Он толкает дверь и входит, я – за ним.
Едва мы вошли в помещение с застоявшимся запахом эфира, как там послышалось какое-то шевеление. Как, что и почему, я не успеваю проверить, потому что что-то тяжелое со страшной силой обрушивается мне на голову. Комната складывается пополам, и все погружается в темноту.
– Интересно, – бормочет Ракре плывущим голосом.
Мы сидим на кафельном полу санчасти, я и он. У него хлещет кровища не только из носа, но и со лба. На лбу страшная резаная рана, как будто специально вырезанная для носа.
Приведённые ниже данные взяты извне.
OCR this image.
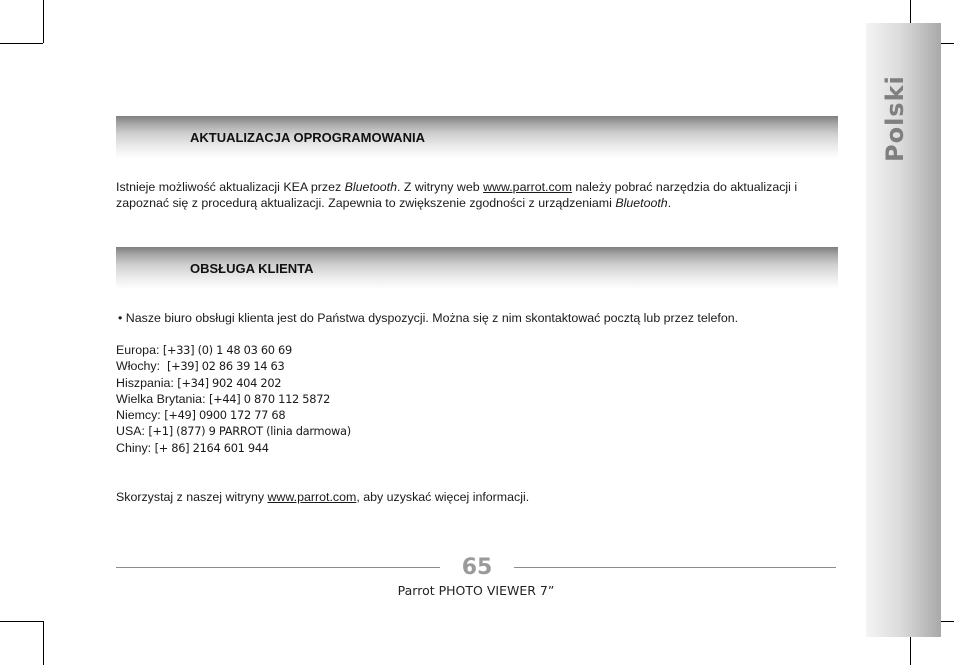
Polski
AKTUALIZACJA OPROGRAMOWANIA
Istnieje możliwość aktualizacji KEA przez Bluetooth. Z witryny web www.parrot.com należy pobrać narzędzia do aktualizacji i zapoznać się z procedurą aktualizacji. Zapewnia to zwiększenie zgodności z urządzeniami Bluetooth.
OBSŁUGA KLIENTA
• Nasze biuro obsługi klienta jest do Państwa dyspozycji. Można się z nim skontaktować pocztą lub przez telefon.
Europa: [+33] (0) 1 48 03 60 69
Włochy:  [+39] 02 86 39 14 63
Hiszpania: [+34] 902 404 202
Wielka Brytania: [+44] 0 870 112 5872
Niemcy: [+49] 0900 172 77 68
USA: [+1] (877) 9 PARROT (linia darmowa)
Chiny: [+ 86] 2164 601 944
Skorzystaj z naszej witryny www.parrot.com, aby uzyskać więcej informacji.
65
Parrot PHOTO VIEWER 7”
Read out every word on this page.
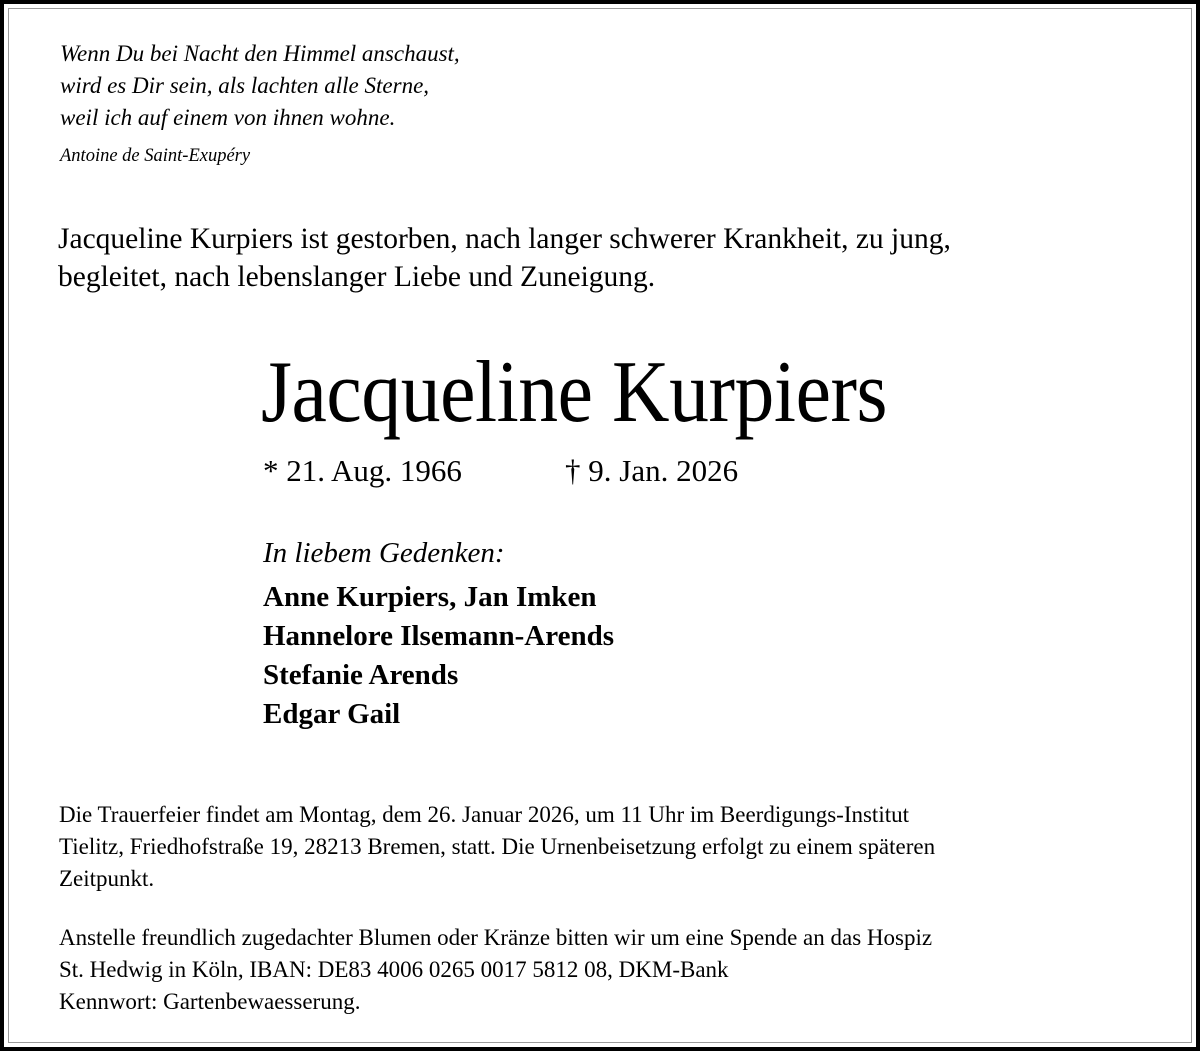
Wenn Du bei Nacht den Himmel anschaust,
wird es Dir sein, als lachten alle Sterne,
weil ich auf einem von ihnen wohne.
Antoine de Saint-Exupéry
Jacqueline Kurpiers ist gestorben, nach langer schwerer Krankheit, zu jung,
begleitet, nach lebenslanger Liebe und Zuneigung.
Jacqueline Kurpiers
* 21. Aug. 1966	† 9. Jan. 2026
In liebem Gedenken:
Anne Kurpiers, Jan Imken
Hannelore Ilsemann-Arends
Stefanie Arends
Edgar Gail
Die Trauerfeier findet am Montag, dem 26. Januar 2026, um 11 Uhr im Beerdigungs-Institut
Tielitz, Friedhofstraße 19, 28213 Bremen, statt. Die Urnenbeisetzung erfolgt zu einem späteren
Zeitpunkt.
Anstelle freundlich zugedachter Blumen oder Kränze bitten wir um eine Spende an das Hospiz
St. Hedwig in Köln, IBAN: DE83 4006 0265 0017 5812 08, DKM-Bank
Kennwort: Gartenbewaesserung.
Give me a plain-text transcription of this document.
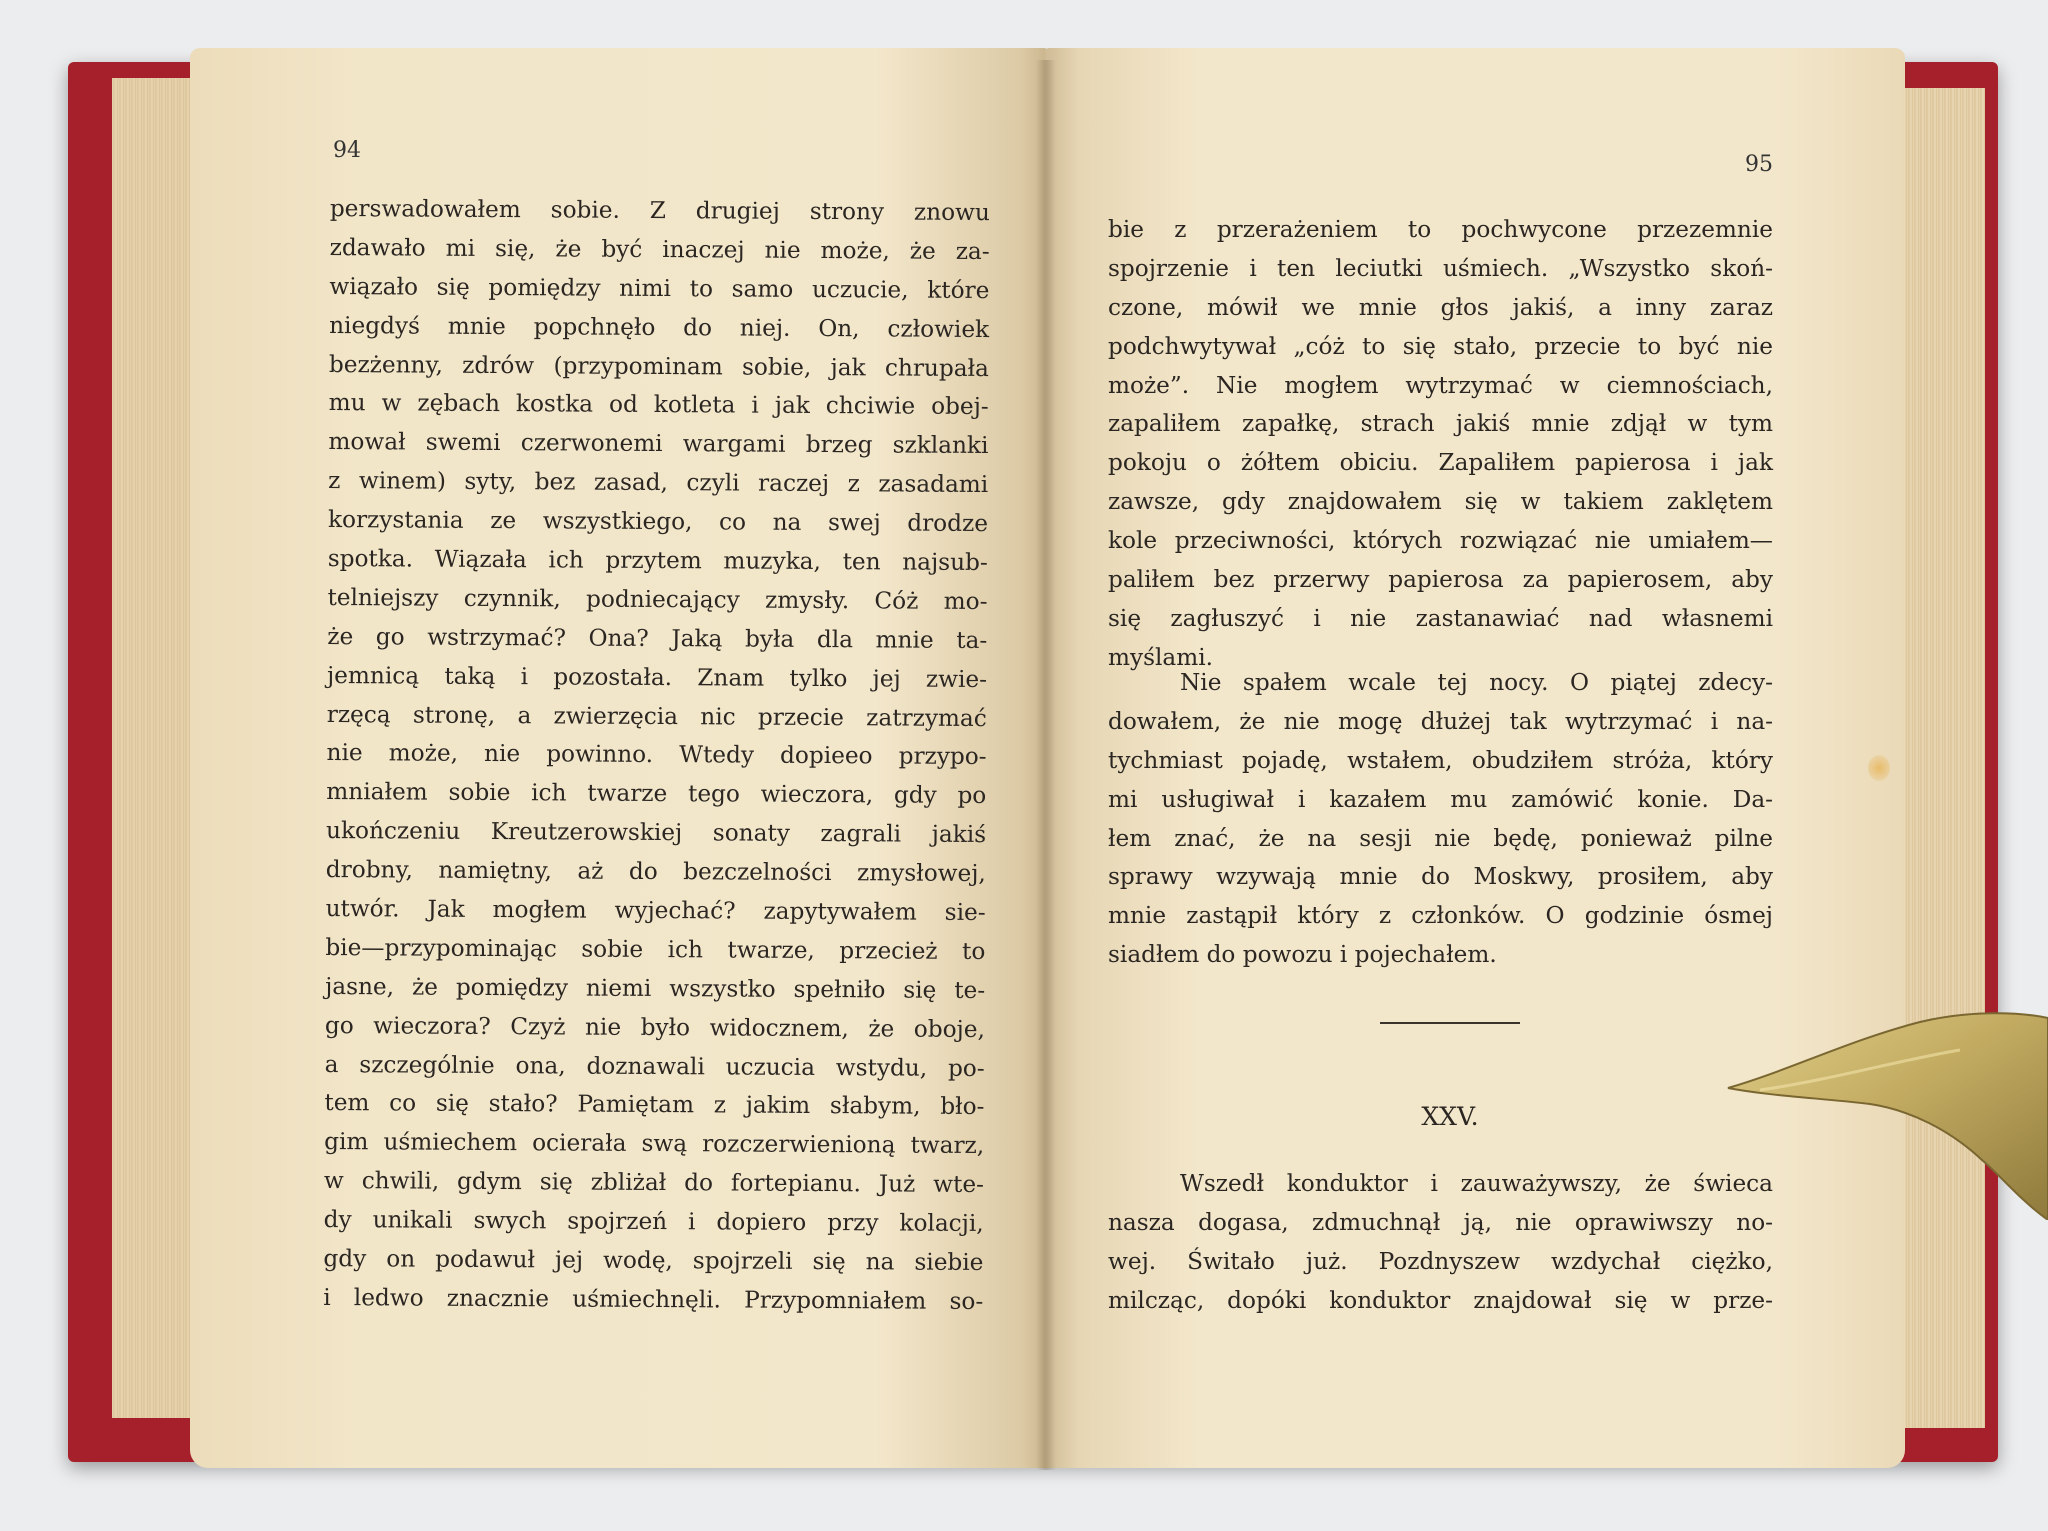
94
95
perswadowałem sobie. Z drugiej strony znowu
zdawało mi się, że być inaczej nie może, że za-
wiązało się pomiędzy nimi to samo uczucie, które
niegdyś mnie popchnęło do niej. On, człowiek
bezżenny, zdrów (przypominam sobie, jak chrupała
mu w zębach kostka od kotleta i jak chciwie obej-
mował swemi czerwonemi wargami brzeg szklanki
z winem) syty, bez zasad, czyli raczej z zasadami
korzystania ze wszystkiego, co na swej drodze
spotka. Wiązała ich przytem muzyka, ten najsub-
telniejszy czynnik, podniecający zmysły. Cóż mo-
że go wstrzymać? Ona? Jaką była dla mnie ta-
jemnicą taką i pozostała. Znam tylko jej zwie-
rzęcą stronę, a zwierzęcia nic przecie zatrzymać
nie może, nie powinno. Wtedy dopieeo przypo-
mniałem sobie ich twarze tego wieczora, gdy po
ukończeniu Kreutzerowskiej sonaty zagrali jakiś
drobny, namiętny, aż do bezczelności zmysłowej,
utwór. Jak mogłem wyjechać? zapytywałem sie-
bie—przypominając sobie ich twarze, przecież to
jasne, że pomiędzy niemi wszystko spełniło się te-
go wieczora? Czyż nie było widocznem, że oboje,
a szczególnie ona, doznawali uczucia wstydu, po-
tem co się stało? Pamiętam z jakim słabym, bło-
gim uśmiechem ocierała swą rozczerwienioną twarz,
w chwili, gdym się zbliżał do fortepianu. Już wte-
dy unikali swych spojrzeń i dopiero przy kolacji,
gdy on podawuł jej wodę, spojrzeli się na siebie
i ledwo znacznie uśmiechnęli. Przypomniałem so-
bie z przerażeniem to pochwycone przezemnie
spojrzenie i ten leciutki uśmiech. „Wszystko skoń-
czone, mówił we mnie głos jakiś, a inny zaraz
podchwytywał „cóż to się stało, przecie to być nie
może”. Nie mogłem wytrzymać w ciemnościach,
zapaliłem zapałkę, strach jakiś mnie zdjął w tym
pokoju o żółtem obiciu. Zapaliłem papierosa i jak
zawsze, gdy znajdowałem się w takiem zaklętem
kole przeciwności, których rozwiązać nie umiałem—
paliłem bez przerwy papierosa za papierosem, aby
się zagłuszyć i nie zastanawiać nad własnemi
myślami.
Nie spałem wcale tej nocy. O piątej zdecy-
dowałem, że nie mogę dłużej tak wytrzymać i na-
tychmiast pojadę, wstałem, obudziłem stróża, który
mi usługiwał i kazałem mu zamówić konie. Da-
łem znać, że na sesji nie będę, ponieważ pilne
sprawy wzywają mnie do Moskwy, prosiłem, aby
mnie zastąpił który z członków. O godzinie ósmej
siadłem do powozu i pojechałem.
XXV.
Wszedł konduktor i zauważywszy, że świeca
nasza dogasa, zdmuchnął ją, nie oprawiwszy no-
wej. Świtało już. Pozdnyszew wzdychał ciężko,
milcząc, dopóki konduktor znajdował się w prze-
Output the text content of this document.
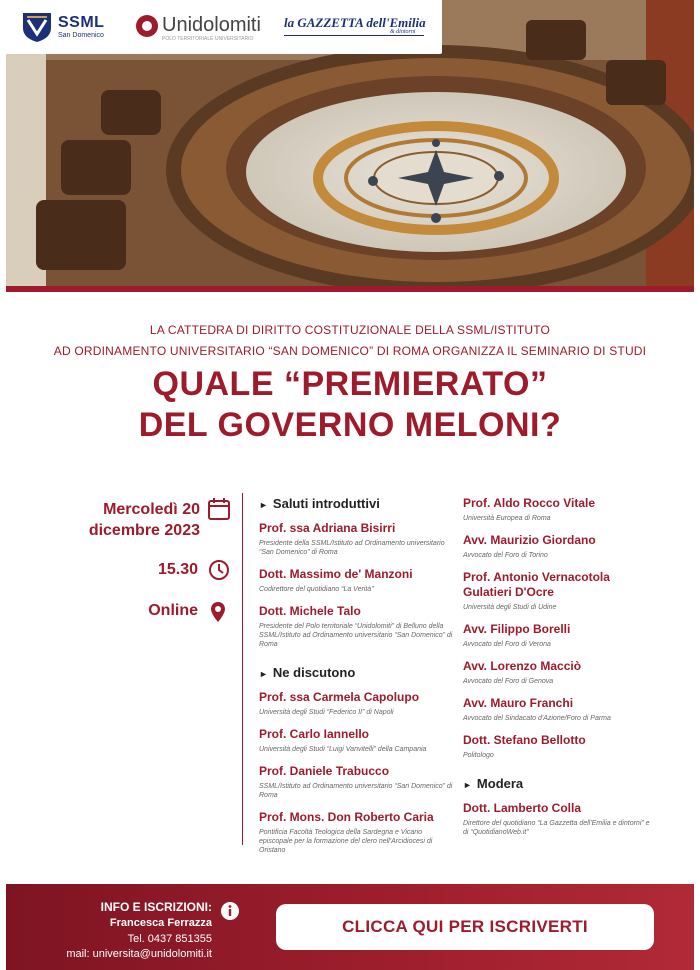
SSML
San Domenico	Unidolomiti
POLO TERRITORIALE UNIVERSITARIO
la GAZZETTA dell'Emilia
& dintorni
LA CATTEDRA DI DIRITTO COSTITUZIONALE DELLA SSML/ISTITUTO
AD ORDINAMENTO UNIVERSITARIO “SAN DOMENICO” DI ROMA ORGANIZZA IL SEMINARIO DI STUDI
QUALE “PREMIERATO”
DEL GOVERNO MELONI?
Mercoledì 20
dicembre 2023
15.30
Online
► Saluti introduttivi
Prof. ssa Adriana Bisirri
Presidente della SSML/Istituto ad Ordinamento universitario “San Domenico” di Roma
Dott. Massimo de' Manzoni
Codirettore del quotidiano “La Verità”
Dott. Michele Talo
Presidente del Polo territoriale “Unidolomiti” di Belluno della SSML/Istituto ad Ordinamento universitario “San Domenico” di Roma
► Ne discutono
Prof. ssa Carmela Capolupo
Università degli Studi “Federico II” di Napoli
Prof. Carlo Iannello
Università degli Studi “Luigi Vanvitelli” della Campania
Prof. Daniele Trabucco
SSML/Istituto ad Ordinamento universitario “San Domenico” di Roma
Prof. Mons. Don Roberto Caria
Pontificia Facoltà Teologica della Sardegna e Vicario episcopale per la formazione del clero nell'Arcidiocesi di Oristano
Prof. Aldo Rocco Vitale
Università Europea di Roma
Avv. Maurizio Giordano
Avvocato del Foro di Torino
Prof. Antonio Vernacotola Gulatieri D'Ocre
Università degli Studi di Udine
Avv. Filippo Borelli
Avvocato del Foro di Verona
Avv. Lorenzo Macciò
Avvocato del Foro di Genova
Avv. Mauro Franchi
Avvocato del Sindacato d'Azione/Foro di Parma
Dott. Stefano Bellotto
Politologo
► Modera
Dott. Lamberto Colla
Direttore del quotidiano “La Gazzetta dell'Emilia e dintorni” e di “QuotidianoWeb.it”
INFO E ISCRIZIONI:
Francesca Ferrazza
Tel. 0437 851355
mail: universita@unidolomiti.it
CLICCA QUI PER ISCRIVERTI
Можно подумать, что кто-то пытался разрубить лоб моего двухтактного горемычного товарища пополам, как полено.
– Что, интересно? – со стоном произношу я, потирая шишку на голове.
– У тебя же ноги белые! – отвечает он.
От этих слов у меня на лице появляется кислая мина. На время операции в школе следовало бы покрасить и мои костыли.
– Все дело в пигментации, – успокаиваю я его. – Дерматолог заверил меня, что, если я буду делать примочки лосьоном «Черный лев», это пройдет.
Он качает своим треснутым черепком.
– Что с нами случилось? – спрашивает он меня.
– Принимая во внимание что сейчас время позднее, – отвечаю я, – я сомневаюсь, что это был солнечный удар.
Он поднимается и в нем просыпается опытный потенциальный сыщик.
– В санчасть, я думаю, залез вор, и когда мы вошли, он нас оглушил.
– Десятка, Ракре. Тм настоящий Шерлок Скудоумный. Мне сдается, что полиция в твоем лице приобрела отличного новобранца.
Он хмурит брови и снова готов начать мордобой.
– Ну, ладно, кончай. А у тебя есть другие объяснения?
– Нет, нет, сынок, никакого другого.
Я подхожу к застекленному шкафу с лекарствами и беру пузырек йода.
– Иди сюда, я перевяжу твои раны, богатырь!
Он с нежеланием садится на металлический табурет, и я прочищаю его раны. В моей башке все гудит. Как будто туда залетел большущий шмель и в отчаянии бьется о стенки, стремясь вырваться на свободу.
– Объявляем тревогу? – спрашивает Ракре.
– Не стоит, завтра доложим обо всем директору. Зачем поднимать шум на всю контору, наш обидчик уже далеко!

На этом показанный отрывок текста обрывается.